Data – specimens and collections, human- and sensor-mediated observations, images, sequences, traits, and environmental measurements – provide the raw material for biodiversity informatics and broader life sciences, yet they come with questions: What do our data mean? Which concepts are equivalent, related, or distinct? How do we represent context, provenance, uncertainty, and evidence? As new computational systems are applied to biodiversity data, a new question becomes increasingly visible and urgent: How do we support discovery and reuse without allowing fluent answers or plausible connections to obscure ambiguity, erase complexity, or reinforce errors? For four decades, TDWG has helped build the standards, ontologies, identifiers, metadata practices, and community agreements that make biodiversity data valuable.
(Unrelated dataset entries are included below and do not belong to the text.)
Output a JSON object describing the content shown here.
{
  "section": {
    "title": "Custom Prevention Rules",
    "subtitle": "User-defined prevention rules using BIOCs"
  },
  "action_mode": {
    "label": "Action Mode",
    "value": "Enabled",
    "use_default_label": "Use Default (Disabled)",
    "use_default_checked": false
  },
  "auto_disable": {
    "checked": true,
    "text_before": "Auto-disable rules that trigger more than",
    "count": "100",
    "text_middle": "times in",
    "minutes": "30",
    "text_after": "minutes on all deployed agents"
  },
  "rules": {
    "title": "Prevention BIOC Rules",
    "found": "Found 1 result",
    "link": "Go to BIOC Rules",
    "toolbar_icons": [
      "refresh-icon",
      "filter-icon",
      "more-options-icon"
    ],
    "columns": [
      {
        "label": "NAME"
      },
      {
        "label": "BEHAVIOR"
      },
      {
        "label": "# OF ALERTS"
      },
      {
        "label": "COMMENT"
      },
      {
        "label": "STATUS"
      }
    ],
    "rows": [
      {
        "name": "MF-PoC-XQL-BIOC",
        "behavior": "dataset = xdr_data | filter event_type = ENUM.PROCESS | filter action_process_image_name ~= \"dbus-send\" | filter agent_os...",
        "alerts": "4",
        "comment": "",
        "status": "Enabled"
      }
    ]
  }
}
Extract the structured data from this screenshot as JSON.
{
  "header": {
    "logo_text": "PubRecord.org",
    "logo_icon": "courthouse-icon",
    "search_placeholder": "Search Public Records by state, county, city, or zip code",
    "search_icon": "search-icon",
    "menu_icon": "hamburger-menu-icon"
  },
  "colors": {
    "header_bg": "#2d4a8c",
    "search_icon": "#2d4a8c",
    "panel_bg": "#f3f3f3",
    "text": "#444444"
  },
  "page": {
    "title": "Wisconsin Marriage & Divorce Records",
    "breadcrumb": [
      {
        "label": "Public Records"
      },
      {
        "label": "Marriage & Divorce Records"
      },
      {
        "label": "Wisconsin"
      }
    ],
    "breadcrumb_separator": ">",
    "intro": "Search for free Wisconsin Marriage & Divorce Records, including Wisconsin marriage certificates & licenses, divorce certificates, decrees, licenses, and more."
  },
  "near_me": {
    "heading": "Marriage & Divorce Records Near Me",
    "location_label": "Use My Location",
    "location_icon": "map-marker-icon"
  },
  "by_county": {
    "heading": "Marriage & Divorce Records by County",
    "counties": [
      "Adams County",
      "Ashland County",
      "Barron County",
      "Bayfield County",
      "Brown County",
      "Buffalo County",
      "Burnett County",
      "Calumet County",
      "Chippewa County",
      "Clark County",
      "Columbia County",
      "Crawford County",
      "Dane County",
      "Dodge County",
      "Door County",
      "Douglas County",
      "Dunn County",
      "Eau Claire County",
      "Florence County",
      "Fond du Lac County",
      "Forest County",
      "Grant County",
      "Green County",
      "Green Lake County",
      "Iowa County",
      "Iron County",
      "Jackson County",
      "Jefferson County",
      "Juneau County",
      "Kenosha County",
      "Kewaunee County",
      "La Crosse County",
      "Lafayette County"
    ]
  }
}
These are the same tools we need to create AI-ready biodiversity data.

Working across plant science, ontology development, and biomedical data management has reinforced one enduring lesson: the hardest data problems are rarely technical. They are problems of meaning, context, trust, and governance. AI does not eliminate these challenges—it magnifies them. Ontologies, standards, and community governance provide the shared semantic foundation that enables both people and machines to interpret data responsibly, transparently, and at scale. In an era when machines can generate answers faster than we can evaluate them, our greatest opportunity is not simply to build smarter AI, but to build richer, more trustworthy knowledge. The future of biodiversity informatics will depend not only on the intelligence of our algorithms, but on the quality of the shared knowledge infrastructure we create.